What I'm trying to get them to — and sometimes I have to just tell them after they offer a few off-the-mark guesses — is that “work harder” is a vague and subjective plan.
If I set my goal to “improve my grades” by the end of the month by “working harder,” how am I going to measure, in the midst of working toward that goal, whether or not I am on the path?
It reminds me of the whole lead/lag indicator idea from The Four Disciplines of Execution I learned about some years ago.
- A lag indicator is a final measurement of success. Student achievement scores are a perfect (and terrible) example. Students flourishing long-term would be a perfect (and great) example. They are lag indicators because you get these measurements once the work is done, once the verdict is in. Once you get them, it's too late to do anything, but they do let you know if you've been successful.
- A lead indicator is a measurement of the kinds of things that lead to the lag indicator results you're after.
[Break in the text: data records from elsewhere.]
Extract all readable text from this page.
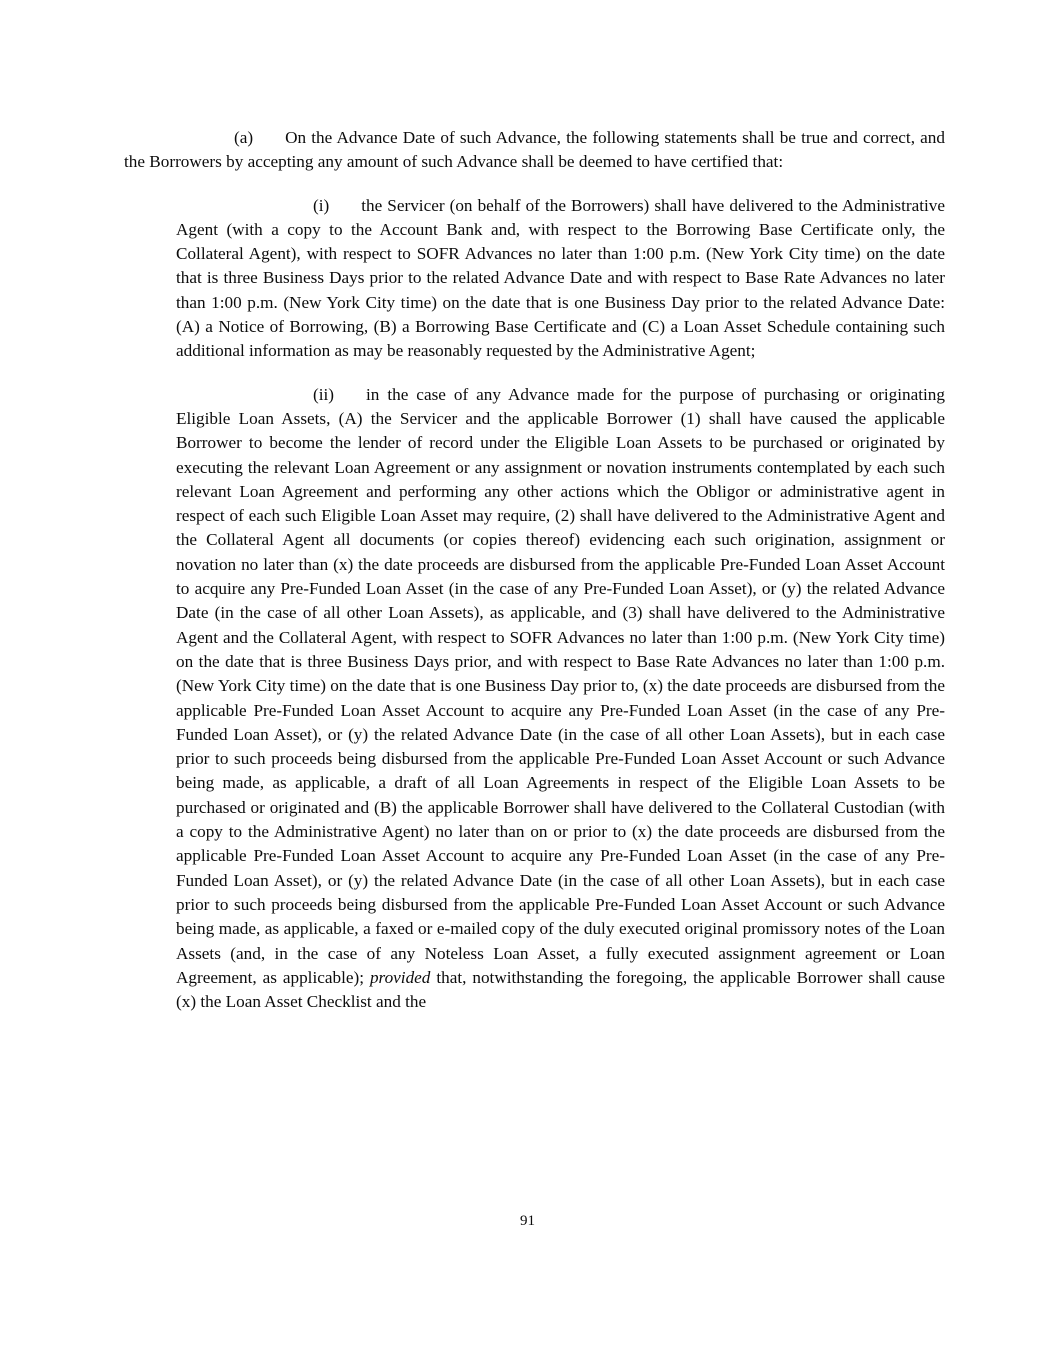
(a) On the Advance Date of such Advance, the following statements shall be true and correct, and the Borrowers by accepting any amount of such Advance shall be deemed to have certified that:

(i) the Servicer (on behalf of the Borrowers) shall have delivered to the Administrative Agent (with a copy to the Account Bank and, with respect to the Borrowing Base Certificate only, the Collateral Agent), with respect to SOFR Advances no later than 1:00 p.m. (New York City time) on the date that is three Business Days prior to the related Advance Date and with respect to Base Rate Advances no later than 1:00 p.m. (New York City time) on the date that is one Business Day prior to the related Advance Date: (A) a Notice of Borrowing, (B) a Borrowing Base Certificate and (C) a Loan Asset Schedule containing such additional information as may be reasonably requested by the Administrative Agent;

(ii) in the case of any Advance made for the purpose of purchasing or originating Eligible Loan Assets, (A) the Servicer and the applicable Borrower (1) shall have caused the applicable Borrower to become the lender of record under the Eligible Loan Assets to be purchased or originated by executing the relevant Loan Agreement or any assignment or novation instruments contemplated by each such relevant Loan Agreement and performing any other actions which the Obligor or administrative agent in respect of each such Eligible Loan Asset may require, (2) shall have delivered to the Administrative Agent and the Collateral Agent all documents (or copies thereof) evidencing each such origination, assignment or novation no later than (x) the date proceeds are disbursed from the applicable Pre-Funded Loan Asset Account to acquire any Pre-Funded Loan Asset (in the case of any Pre-Funded Loan Asset), or (y) the related Advance Date (in the case of all other Loan Assets), as applicable, and (3) shall have delivered to the Administrative Agent and the Collateral Agent, with respect to SOFR Advances no later than 1:00 p.m. (New York City time) on the date that is three Business Days prior, and with respect to Base Rate Advances no later than 1:00 p.m. (New York City time) on the date that is one Business Day prior to, (x) the date proceeds are disbursed from the applicable Pre-Funded Loan Asset Account to acquire any Pre-Funded Loan Asset (in the case of any Pre-Funded Loan Asset), or (y) the related Advance Date (in the case of all other Loan Assets), but in each case prior to such proceeds being disbursed from the applicable Pre-Funded Loan Asset Account or such Advance being made, as applicable, a draft of all Loan Agreements in respect of the Eligible Loan Assets to be purchased or originated and (B) the applicable Borrower shall have delivered to the Collateral Custodian (with a copy to the Administrative Agent) no later than on or prior to (x) the date proceeds are disbursed from the applicable Pre-Funded Loan Asset Account to acquire any Pre-Funded Loan Asset (in the case of any Pre-Funded Loan Asset), or (y) the related Advance Date (in the case of all other Loan Assets), but in each case prior to such proceeds being disbursed from the applicable Pre-Funded Loan Asset Account or such Advance being made, as applicable, a faxed or e-mailed copy of the duly executed original promissory notes of the Loan Assets (and, in the case of any Noteless Loan Asset, a fully executed assignment agreement or Loan Agreement, as applicable); provided that, notwithstanding the foregoing, the applicable Borrower shall cause (x) the Loan Asset Checklist and the

91
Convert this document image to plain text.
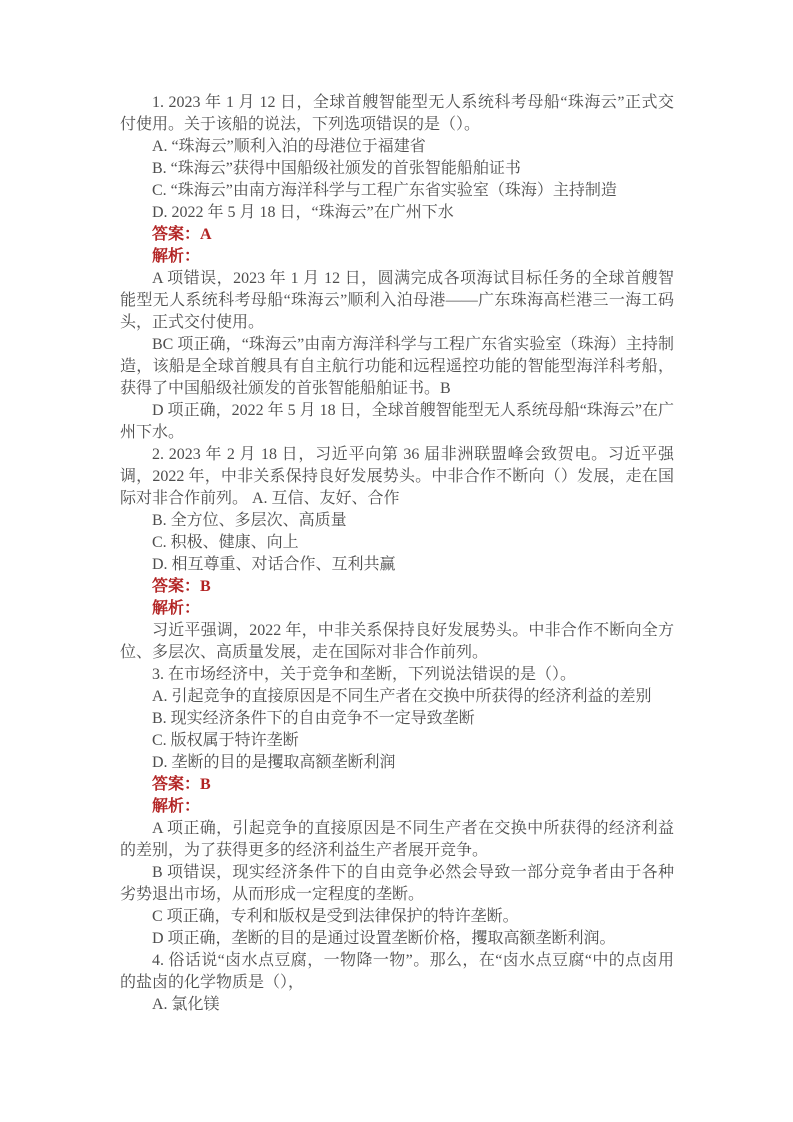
1. 2023 年 1 月 12 日，全球首艘智能型无人系统科考母船“珠海云”正式交付使用。关于该船的说法，下列选项错误的是（）。

A. “珠海云”顺利入泊的母港位于福建省

B. “珠海云”获得中国船级社颁发的首张智能船舶证书

C. “珠海云”由南方海洋科学与工程广东省实验室（珠海）主持制造

D. 2022 年 5 月 18 日，“珠海云”在广州下水

答案：A

解析：

A 项错误，2023 年 1 月 12 日，圆满完成各项海试目标任务的全球首艘智能型无人系统科考母船“珠海云”顺利入泊母港——广东珠海高栏港三一海工码头，正式交付使用。

BC 项正确，“珠海云”由南方海洋科学与工程广东省实验室（珠海）主持制造，该船是全球首艘具有自主航行功能和远程遥控功能的智能型海洋科考船，获得了中国船级社颁发的首张智能船舶证书。B

D 项正确，2022 年 5 月 18 日，全球首艘智能型无人系统母船“珠海云”在广州下水。

2. 2023 年 2 月 18 日，习近平向第 36 届非洲联盟峰会致贺电。习近平强调，2022 年，中非关系保持良好发展势头。中非合作不断向（）发展，走在国际对非合作前列。 A. 互信、友好、合作

B. 全方位、多层次、高质量

C. 积极、健康、向上

D. 相互尊重、对话合作、互利共赢

答案：B

解析：

习近平强调，2022 年，中非关系保持良好发展势头。中非合作不断向全方位、多层次、高质量发展，走在国际对非合作前列。

3. 在市场经济中，关于竞争和垄断，下列说法错误的是（）。

A. 引起竞争的直接原因是不同生产者在交换中所获得的经济利益的差别

B. 现实经济条件下的自由竞争不一定导致垄断

C. 版权属于特许垄断

D. 垄断的目的是攫取高额垄断利润

答案：B

解析：

A 项正确，引起竞争的直接原因是不同生产者在交换中所获得的经济利益的差别，为了获得更多的经济利益生产者展开竞争。

B 项错误，现实经济条件下的自由竞争必然会导致一部分竞争者由于各种劣势退出市场，从而形成一定程度的垄断。

C 项正确，专利和版权是受到法律保护的特许垄断。

D 项正确，垄断的目的是通过设置垄断价格，攫取高额垄断利润。

4. 俗话说“卤水点豆腐，一物降一物”。那么，在“卤水点豆腐“中的点卤用的盐卤的化学物质是（），

A. 氯化镁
For you and me in our classrooms, counting the number of articles our students read, the number of provisional writing pieces they produce, the number of times we've led them through effective retrieval practice exercises — these are lead indicators of the in-semester lag indicators we're after (more knowledgeable readers, more proficient writers, better results on summative assessments).
So “working harder” has the makings of a lead indicator, except it's horribly vague.
Much better, then, to guide students toward specific things that “working harder” looks like, such as:
- 2x per week, I'm going to quiz myself with the study guide for 25 minutes.
- 5x per week, I'm going to check my class progress on PowerSchool and see whether I'm turning my assignments in; when I've missed one, I'm going to figure out how to make that right.
These are very basic examples, but they are massive improvements on the ever-onerous expectation that my success depends on me “working harder.” Though many of my students could very well benefit from working harder, they'll benefit much more from being clear on what hard work looks like and finding ways to measure and keep track of that.